Un premier défilé, une campagne d’affichage 100 % non retouchée Photoshop, une exposition, un projet d’atelier pour femmes économiquement précaires Les idées foisonnent autant que l’enthousiasme palpable dans l’atelier. D’autant que l’ASBL a reçu récemment le soutien moral du Centre régional d’information des Nations unies pour l’Europe occidentale (UNRIC).

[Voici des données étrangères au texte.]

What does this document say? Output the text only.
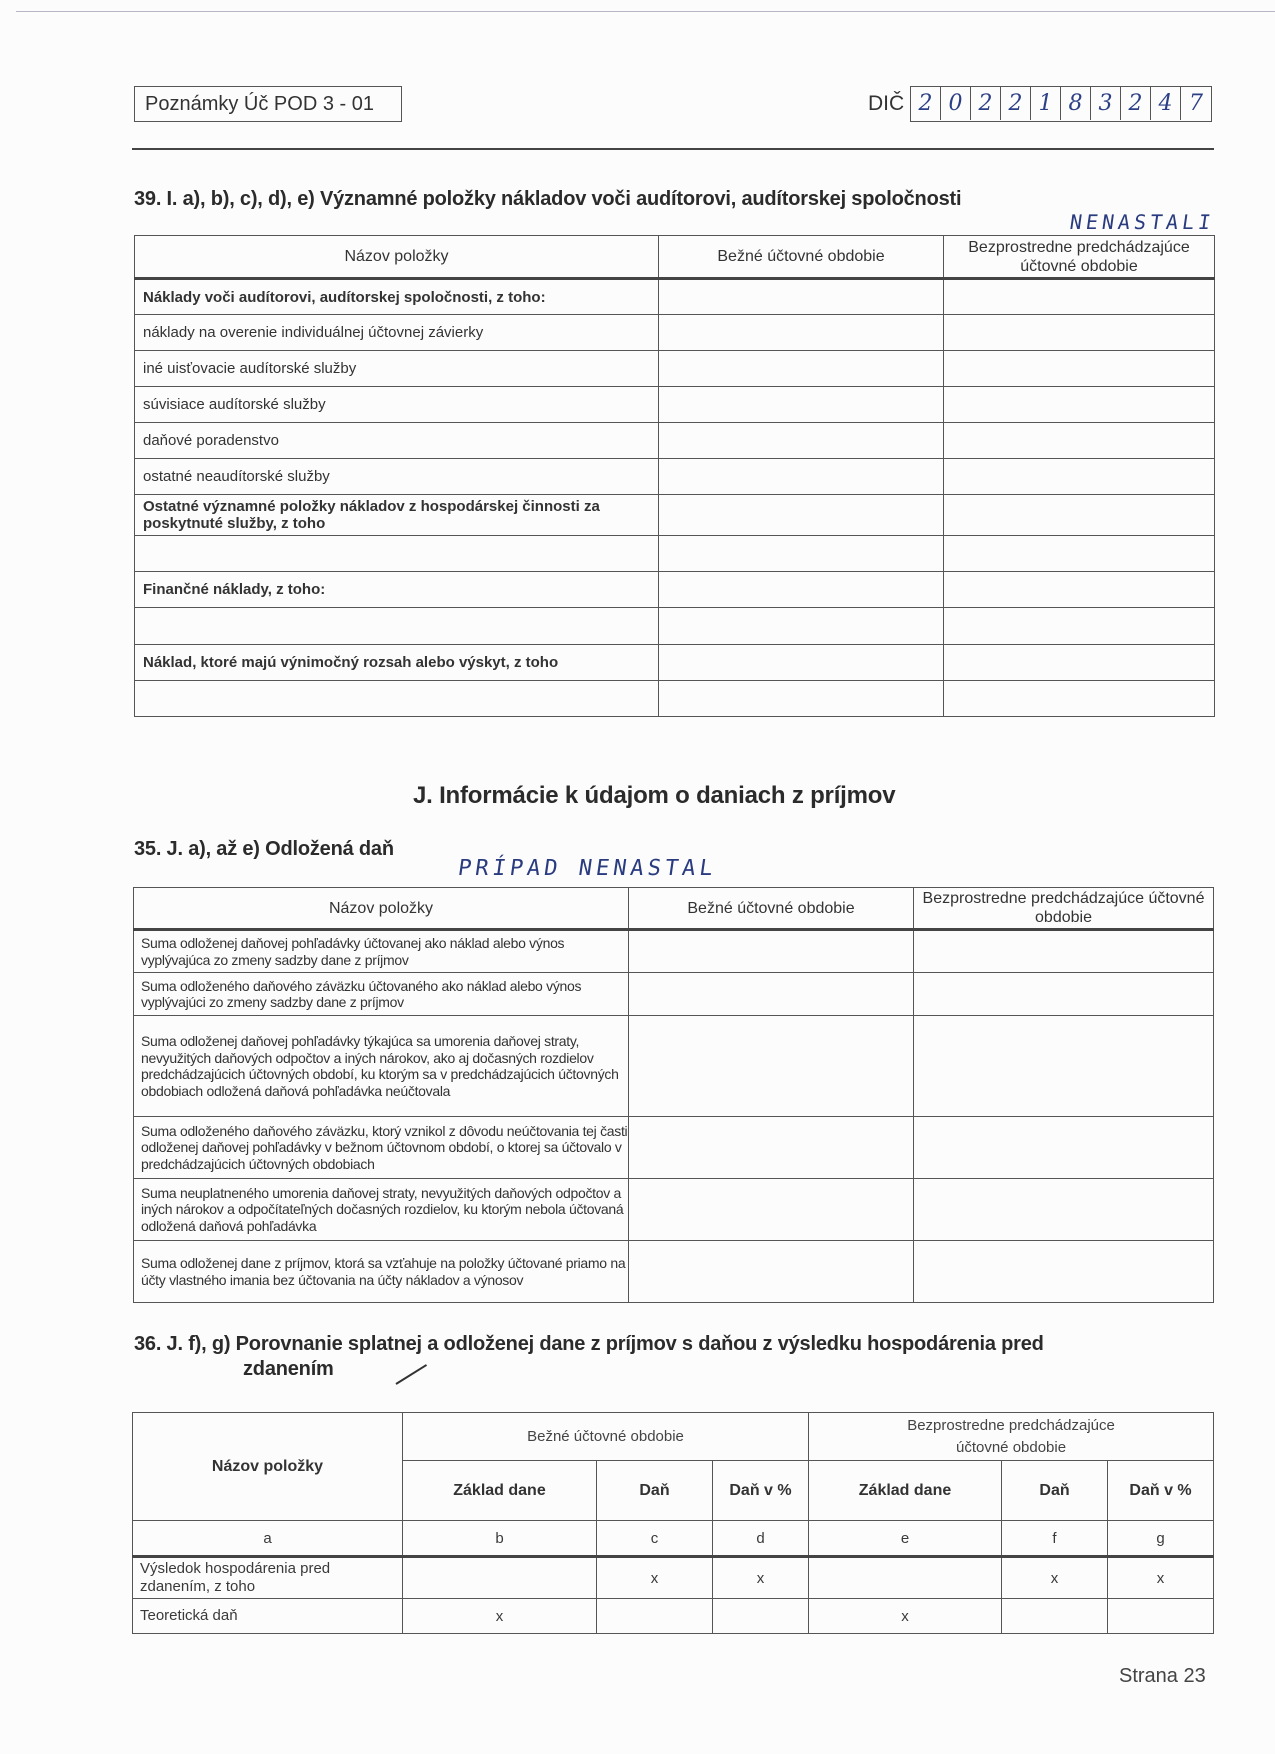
Poznámky Úč POD 3 - 01	DIČ 2 0 2 2 1 8 3 2 4 7
39. I. a), b), c), d), e) Významné položky nákladov voči audítorovi, audítorskej spoločnosti
NENASTALI
Názov položky	Bežné účtovné obdobie	Bezprostredne predchádzajúce účtovné obdobie
Náklady voči audítorovi, audítorskej spoločnosti, z toho:		
náklady na overenie individuálnej účtovnej závierky		
iné uisťovacie audítorské služby		
súvisiace audítorské služby		
daňové poradenstvo		
ostatné neaudítorské služby		
Ostatné významné položky nákladov z hospodárskej činnosti za poskytnuté služby, z toho		

Finančné náklady, z toho:		

Náklad, ktoré majú výnimočný rozsah alebo výskyt, z toho		

J. Informácie k údajom o daniach z príjmov
35. J. a), až e) Odložená daň
PRÍPAD NENASTAL
Názov položky	Bežné účtovné obdobie	Bezprostredne predchádzajúce účtovné obdobie
Suma odloženej daňovej pohľadávky účtovanej ako náklad alebo výnos vyplývajúca zo zmeny sadzby dane z príjmov		
Suma odloženého daňového záväzku účtovaného ako náklad alebo výnos vyplývajúci zo zmeny sadzby dane z príjmov		
Suma odloženej daňovej pohľadávky týkajúca sa umorenia daňovej straty, nevyužitých daňových odpočtov a iných nárokov, ako aj dočasných rozdielov predchádzajúcich účtovných období, ku ktorým sa v predchádzajúcich účtovných obdobiach odložená daňová pohľadávka neúčtovala		
Suma odloženého daňového záväzku, ktorý vznikol z dôvodu neúčtovania tej časti odloženej daňovej pohľadávky v bežnom účtovnom období, o ktorej sa účtovalo v predchádzajúcich účtovných obdobiach		
Suma neuplatneného umorenia daňovej straty, nevyužitých daňových odpočtov a iných nárokov a odpočítateľných dočasných rozdielov, ku ktorým nebola účtovaná odložená daňová pohľadávka		
Suma odloženej dane z príjmov, ktorá sa vzťahuje na položky účtované priamo na účty vlastného imania bez účtovania na účty nákladov a výnosov		
36. J. f), g) Porovnanie splatnej a odloženej dane z príjmov s daňou z výsledku hospodárenia pred
zdanením
Názov položky	Bežné účtovné obdobie			Bezprostredne predchádzajúce účtovné obdobie		
	Základ dane	Daň	Daň v %	Základ dane	Daň	Daň v %
a	b	c	d	e	f	g
Výsledok hospodárenia pred zdanením, z toho		x	x		x	x
Teoretická daň	x			x		
Strana 23
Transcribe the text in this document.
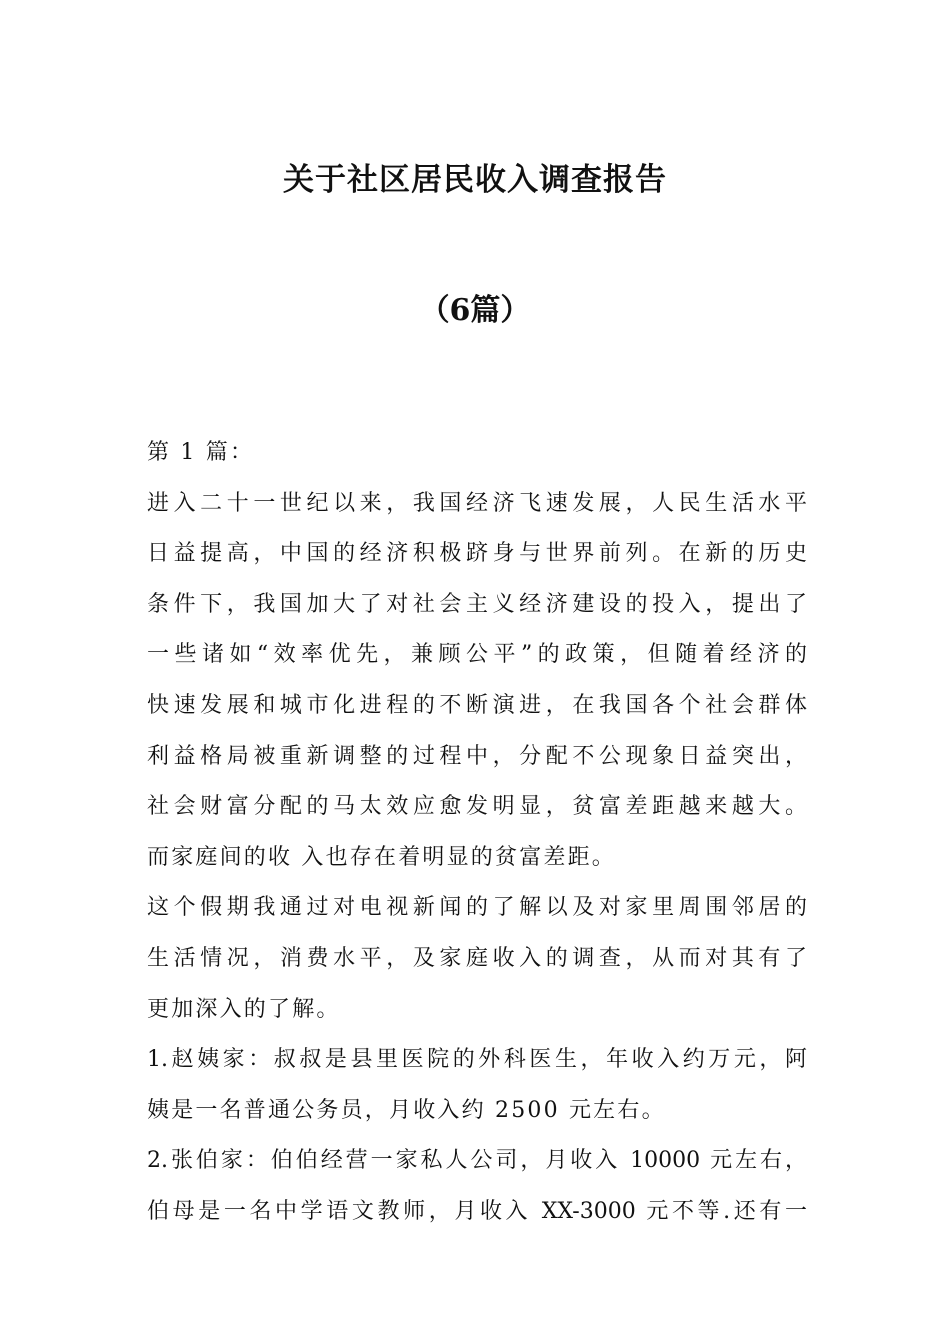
关于社区居民收入调查报告
（6篇）
第 1 篇：
进入二十一世纪以来，我国经济飞速发展，人民生活水平
日益提高，中国的经济积极跻身与世界前列。在新的历史
条件下，我国加大了对社会主义经济建设的投入，提出了
一些诸如“效率优先，兼顾公平”的政策，但随着经济的
快速发展和城市化进程的不断演进，在我国各个社会群体
利益格局被重新调整的过程中，分配不公现象日益突出，
社会财富分配的马太效应愈发明显，贫富差距越来越大。
而家庭间的收 入也存在着明显的贫富差距。
这个假期我通过对电视新闻的了解以及对家里周围邻居的
生活情况，消费水平，及家庭收入的调查，从而对其有了
更加深入的了解。
1.赵姨家：叔叔是县里医院的外科医生，年收入约万元，阿
姨是一名普通公务员，月收入约 2500 元左右。
2.张伯家：伯伯经营一家私人公司，月收入 10000 元左右，
伯母是一名中学语文教师，月收入 XX-3000 元不等.还有一
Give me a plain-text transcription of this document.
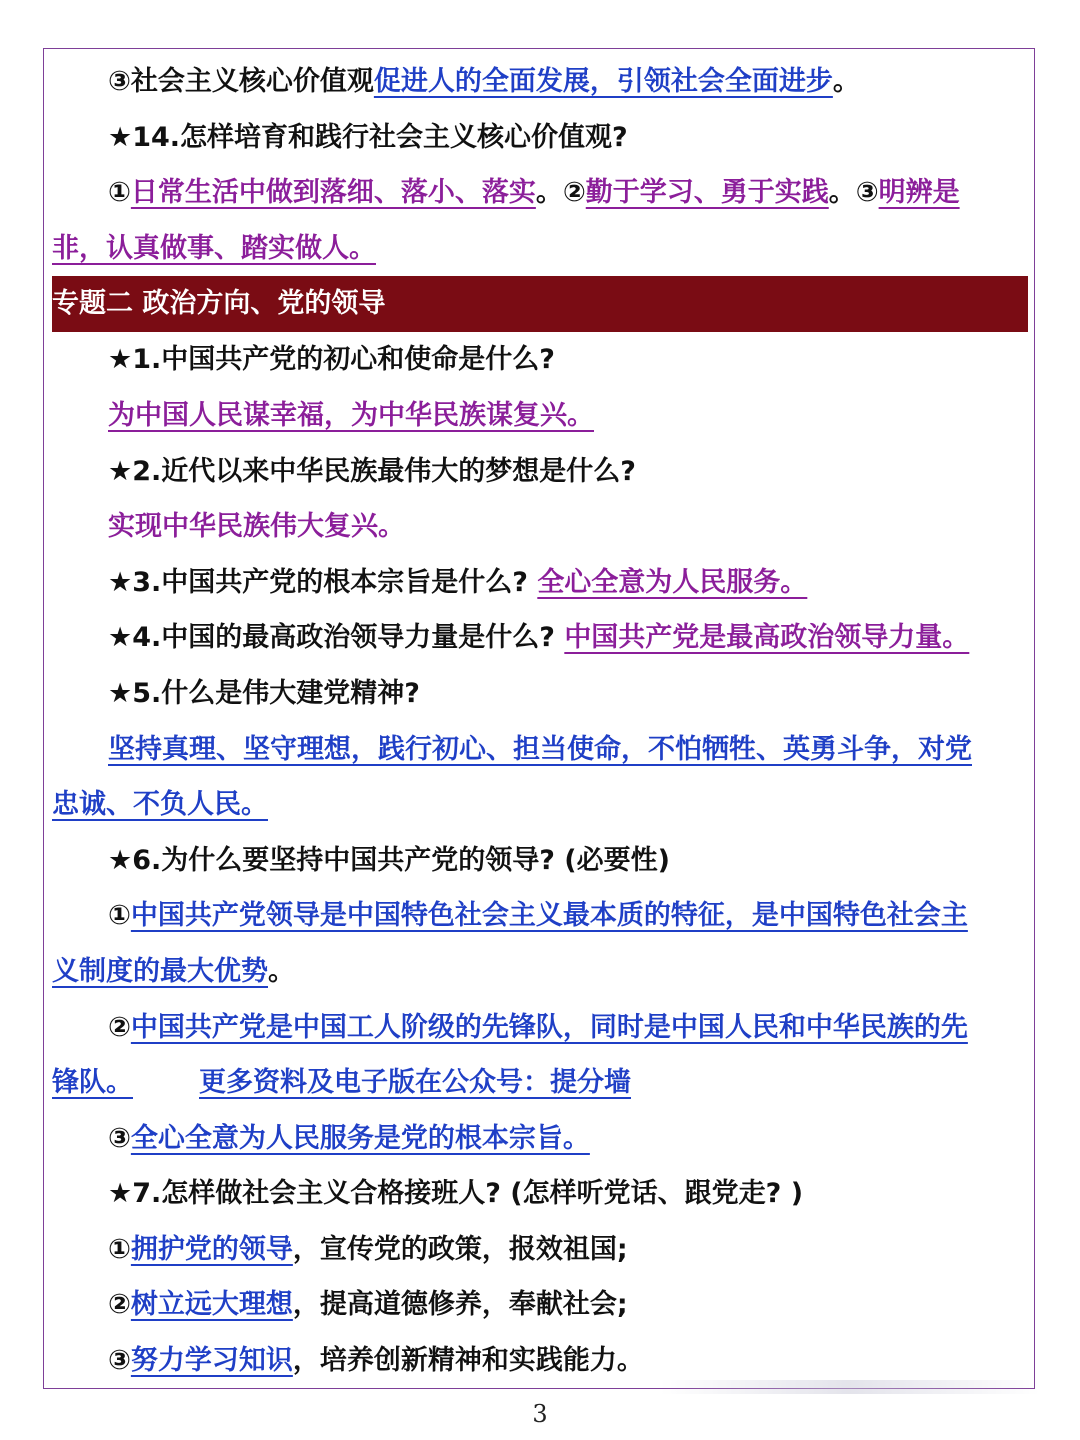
③社会主义核心价值观促进人的全面发展，引领社会全面进步。
★14.怎样培育和践行社会主义核心价值观?
①日常生活中做到落细、落小、落实。②勤于学习、勇于实践。③明辨是
非，认真做事、踏实做人。
专题二 政治方向、党的领导
★1.中国共产党的初心和使命是什么?
为中国人民谋幸福，为中华民族谋复兴。
★2.近代以来中华民族最伟大的梦想是什么?
实现中华民族伟大复兴。
★3.中国共产党的根本宗旨是什么? 全心全意为人民服务。
★4.中国的最高政治领导力量是什么? 中国共产党是最高政治领导力量。
★5.什么是伟大建党精神?
坚持真理、坚守理想，践行初心、担当使命，不怕牺牲、英勇斗争，对党
忠诚、不负人民。
★6.为什么要坚持中国共产党的领导? (必要性)
①中国共产党领导是中国特色社会主义最本质的特征，是中国特色社会主
义制度的最大优势。
②中国共产党是中国工人阶级的先锋队，同时是中国人民和中华民族的先
锋队。 更多资料及电子版在公众号：提分墙
③全心全意为人民服务是党的根本宗旨。
★7.怎样做社会主义合格接班人? (怎样听党话、跟党走? )
①拥护党的领导，宣传党的政策，报效祖国;
②树立远大理想，提高道德修养，奉献社会;
③努力学习知识，培养创新精神和实践能力。
3
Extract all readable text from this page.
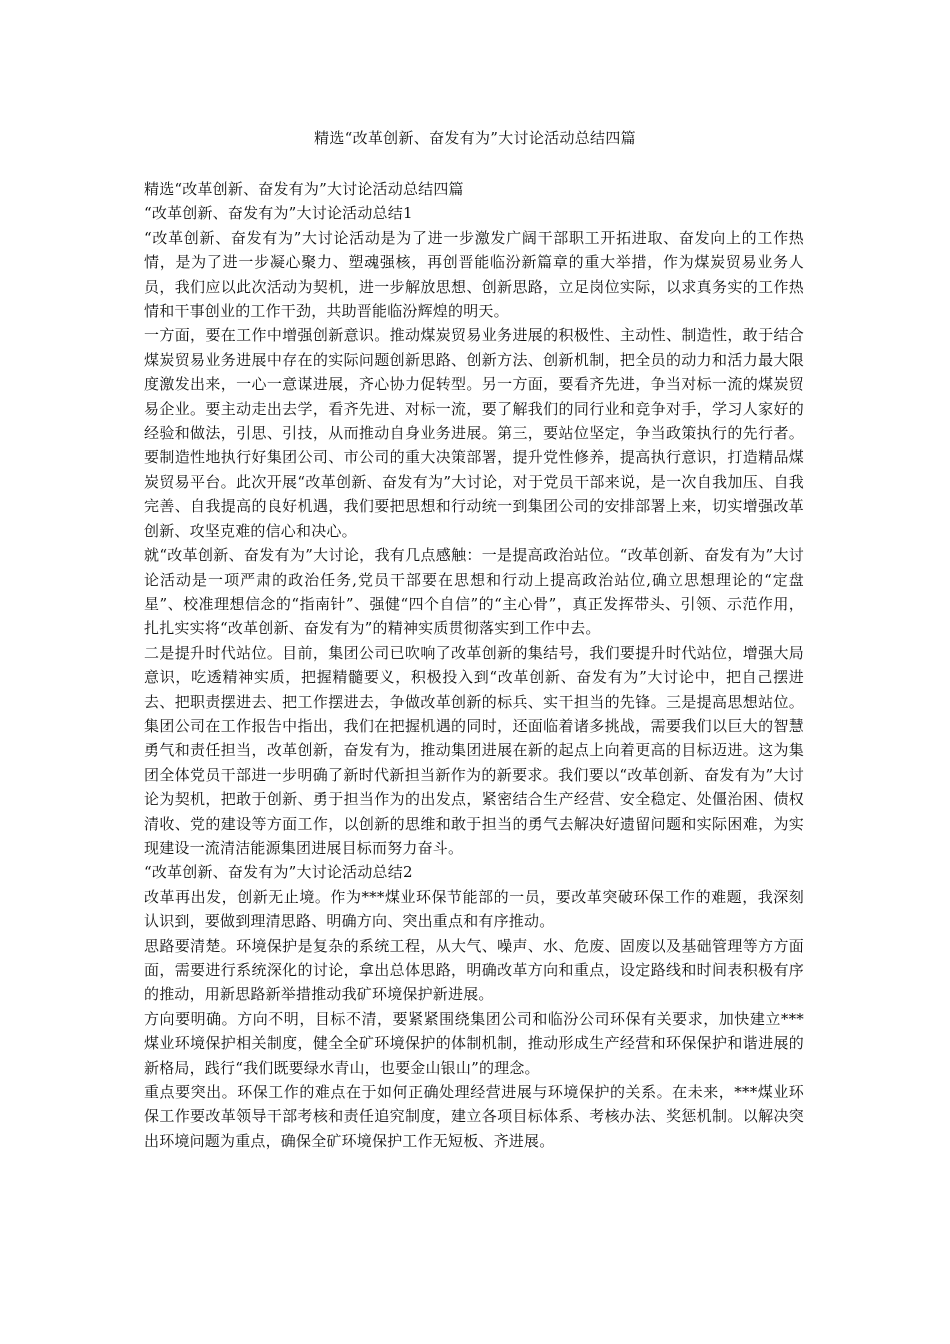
精选“改革创新、奋发有为”大讨论活动总结四篇

精选“改革创新、奋发有为”大讨论活动总结四篇

“改革创新、奋发有为”大讨论活动总结1

“改革创新、奋发有为”大讨论活动是为了进一步激发广阔干部职工开拓进取、奋发向上的工作热情，是为了进一步凝心聚力、塑魂强核，再创晋能临汾新篇章的重大举措，作为煤炭贸易业务人员，我们应以此次活动为契机，进一步解放思想、创新思路，立足岗位实际，以求真务实的工作热情和干事创业的工作干劲，共助晋能临汾辉煌的明天。

一方面，要在工作中增强创新意识。推动煤炭贸易业务进展的积极性、主动性、制造性，敢于结合煤炭贸易业务进展中存在的实际问题创新思路、创新方法、创新机制，把全员的动力和活力最大限度激发出来，一心一意谋进展，齐心协力促转型。另一方面，要看齐先进，争当对标一流的煤炭贸易企业。要主动走出去学，看齐先进、对标一流，要了解我们的同行业和竞争对手，学习人家好的经验和做法，引思、引技，从而推动自身业务进展。第三，要站位坚定，争当政策执行的先行者。要制造性地执行好集团公司、市公司的重大决策部署，提升党性修养，提高执行意识，打造精品煤炭贸易平台。此次开展“改革创新、奋发有为”大讨论，对于党员干部来说，是一次自我加压、自我完善、自我提高的良好机遇，我们要把思想和行动统一到集团公司的安排部署上来，切实增强改革创新、攻坚克难的信心和决心。

就“改革创新、奋发有为”大讨论，我有几点感触：一是提高政治站位。“改革创新、奋发有为”大讨论活动是一项严肃的政治任务,党员干部要在思想和行动上提高政治站位,确立思想理论的“定盘星”、校准理想信念的“指南针”、强健“四个自信”的“主心骨”，真正发挥带头、引领、示范作用，扎扎实实将“改革创新、奋发有为”的精神实质贯彻落实到工作中去。

二是提升时代站位。目前，集团公司已吹响了改革创新的集结号，我们要提升时代站位，增强大局意识，吃透精神实质，把握精髓要义，积极投入到“改革创新、奋发有为”大讨论中，把自己摆进去、把职责摆进去、把工作摆进去，争做改革创新的标兵、实干担当的先锋。三是提高思想站位。集团公司在工作报告中指出，我们在把握机遇的同时，还面临着诸多挑战，需要我们以巨大的智慧勇气和责任担当，改革创新，奋发有为，推动集团进展在新的起点上向着更高的目标迈进。这为集团全体党员干部进一步明确了新时代新担当新作为的新要求。我们要以“改革创新、奋发有为”大讨论为契机，把敢于创新、勇于担当作为的出发点，紧密结合生产经营、安全稳定、处僵治困、债权清收、党的建设等方面工作，以创新的思维和敢于担当的勇气去解决好遗留问题和实际困难，为实现建设一流清洁能源集团进展目标而努力奋斗。

“改革创新、奋发有为”大讨论活动总结2

改革再出发，创新无止境。作为***煤业环保节能部的一员，要改革突破环保工作的难题，我深刻认识到，要做到理清思路、明确方向、突出重点和有序推动。

思路要清楚。环境保护是复杂的系统工程，从大气、噪声、水、危废、固废以及基础管理等方方面面，需要进行系统深化的讨论，拿出总体思路，明确改革方向和重点，设定路线和时间表积极有序的推动，用新思路新举措推动我矿环境保护新进展。

方向要明确。方向不明，目标不清，要紧紧围绕集团公司和临汾公司环保有关要求，加快建立***煤业环境保护相关制度，健全全矿环境保护的体制机制，推动形成生产经营和环保保护和谐进展的新格局，践行“我们既要绿水青山，也要金山银山”的理念。

重点要突出。环保工作的难点在于如何正确处理经营进展与环境保护的关系。在未来，***煤业环保工作要改革领导干部考核和责任追究制度，建立各项目标体系、考核办法、奖惩机制。以解决突出环境问题为重点，确保全矿环境保护工作无短板、齐进展。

Le public des Halles Saint-Géry verra défiler des femmes "de la rue", de 16 à 77 ans, toutes tailles, toutes origines. Encadrées par des professionnels (chorégraphe, DJ, photographe ), les défilantes se sont entraînées trois mois durant. Assidûment. " T out à fait franchement, je ne suis pas tendre avec elles , confie la styliste. J’attends d’elles qu’elles s’impliquent, qu’elles acceptent de se mettre en danger. Ce que je leur dis, c’est : n’attendez rien de moi, attendez de vous ! "

On le sait, les dégâts physiques et psychologiques de l’image "idéale" de la femme véhiculée dans les médias sont reconnus par un nombre croissant d’acteurs. Pour beaucoup de défilantes, la préparation au défilé a été vécue, au début, comme une expérience douloureuse. Apprendre à marcher, être fière de soi, oser se montrer, exister Quand on ne correspond pas aux normes dictées par le papier glacé des magazines "photoshopés". Autrement dit quand on appartient à la majorité des femmes, les "vraies". Un défi réel. Mais petit à petit, la peur a fait place à l’estime de soi. " Il y a clairement un avant et un après , se réjouit Rocio Pasalodos. La vie de ces femmes change ."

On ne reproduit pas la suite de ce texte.